Between Leading Tickles, Newfoundland, and Arcand, Ontario, she met Victor.
“Watch yourself,” Mere had warned when she heard Joan was taking the Greyhound. “Some fellow cut some other fellow’s head off on one of those things.” Her faraway voice on the phone was quick with concern.
“Don’t worry about bus murderers. With my luck, I would end up dating him.” Joan was only half kidding.
Mere clucked her tongue. “You just get home. Never mind about dating anyone.”
“Yeah well, once I get to Arcand, I can’t date anyone.They’re all related to me.”
She had a two-seater to herself for most of the trip, a good book, a bag of snacks and smokes, and eighty dollars left over from her cheap fare. So when the bus squealed and burped into Montreal with a four-hour layover until her Toronto connection, she decided to hit a bar near the station.
She climbed down the steep steps and hopped out of the bus onto the slushy asphalt in inadequate shoes, her backpack over one shoulder. She looked up into a sky layered to navy past the greasy halo of city lights. Snowflakes tumbled down so huge and slow it was as if they’d been cut from folded paper by a pair of delicate shears. The parking lot was a poem about white. The neon bar sign for Andre’s was a Christmas tree, all dressed. And the fat, black Harleys out front were eight little reindeer all in a row.
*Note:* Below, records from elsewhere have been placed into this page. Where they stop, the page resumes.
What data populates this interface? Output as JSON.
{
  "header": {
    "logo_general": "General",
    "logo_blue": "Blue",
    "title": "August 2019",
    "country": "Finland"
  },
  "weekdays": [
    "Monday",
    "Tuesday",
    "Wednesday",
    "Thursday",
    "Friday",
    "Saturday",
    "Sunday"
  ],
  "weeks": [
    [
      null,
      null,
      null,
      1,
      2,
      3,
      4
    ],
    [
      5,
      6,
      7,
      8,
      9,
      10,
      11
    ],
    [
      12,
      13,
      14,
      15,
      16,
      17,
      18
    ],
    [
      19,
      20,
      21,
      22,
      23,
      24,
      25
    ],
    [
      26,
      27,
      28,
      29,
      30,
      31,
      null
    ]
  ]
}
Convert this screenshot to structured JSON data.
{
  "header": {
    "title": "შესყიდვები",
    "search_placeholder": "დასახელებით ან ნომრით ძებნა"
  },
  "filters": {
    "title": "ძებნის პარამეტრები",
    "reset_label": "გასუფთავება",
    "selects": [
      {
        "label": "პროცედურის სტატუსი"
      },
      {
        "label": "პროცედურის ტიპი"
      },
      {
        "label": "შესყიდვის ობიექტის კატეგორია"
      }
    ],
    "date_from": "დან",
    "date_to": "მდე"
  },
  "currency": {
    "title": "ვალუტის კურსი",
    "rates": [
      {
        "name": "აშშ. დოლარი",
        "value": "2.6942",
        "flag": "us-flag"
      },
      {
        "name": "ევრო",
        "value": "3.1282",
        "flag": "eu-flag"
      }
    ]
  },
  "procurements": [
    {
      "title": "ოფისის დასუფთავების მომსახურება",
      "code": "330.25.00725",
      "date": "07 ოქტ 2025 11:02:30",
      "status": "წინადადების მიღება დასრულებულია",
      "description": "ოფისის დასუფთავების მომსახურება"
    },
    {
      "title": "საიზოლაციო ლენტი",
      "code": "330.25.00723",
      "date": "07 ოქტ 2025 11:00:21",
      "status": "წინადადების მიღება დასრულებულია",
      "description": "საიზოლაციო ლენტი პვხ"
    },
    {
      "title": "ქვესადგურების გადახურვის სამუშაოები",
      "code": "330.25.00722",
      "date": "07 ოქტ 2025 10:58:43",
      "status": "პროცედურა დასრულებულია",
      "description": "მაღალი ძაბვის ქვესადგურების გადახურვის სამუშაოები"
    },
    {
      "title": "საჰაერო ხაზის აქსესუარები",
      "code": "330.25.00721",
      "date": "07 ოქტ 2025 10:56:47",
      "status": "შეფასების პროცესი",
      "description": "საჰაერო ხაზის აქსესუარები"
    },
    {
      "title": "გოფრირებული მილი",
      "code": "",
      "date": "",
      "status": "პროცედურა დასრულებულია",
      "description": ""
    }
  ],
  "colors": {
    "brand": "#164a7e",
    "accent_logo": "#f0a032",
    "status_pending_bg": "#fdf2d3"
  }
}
Joan ordered the first beer listed on tap and settled in at a corner table away from the loud regulars circling the bartender like thirsty seagulls. Drinkers hunkered over a couple of pool tables on the far side of the room, illuminated by a stained glass fixture of ships at sea. The tables were filled with bodies, spilling out clipped French like a burst pipe. She drank quickly to push back the anxiety of being alone and uncomfortable and ordered another beer when the waitress breezed by. Coming back from the ladies’ room after her second, she stopped by the bar to order another, armed with temporary confidence.
It was late now, almost eleven, and her bus was leaving at half past midnight. The front door opened often, blowing in mostly men but a few women too, and swirls of the constant snow. At some point, she was sucked into a group conversation about Osama bin Laden’s death. She lost track of drinks and details, speaking free and laughing easy with the security of a near departure. But then she saw Victor, beautiful Victor with his sharp cheekbones and old-fashioned tattoos of swallows and pin-ups and knives stuck in thick-lined hearts, Victor with his smart mouth and kind eyes whose colour was indefinite, and she knew she wasn’t getting back on the bus.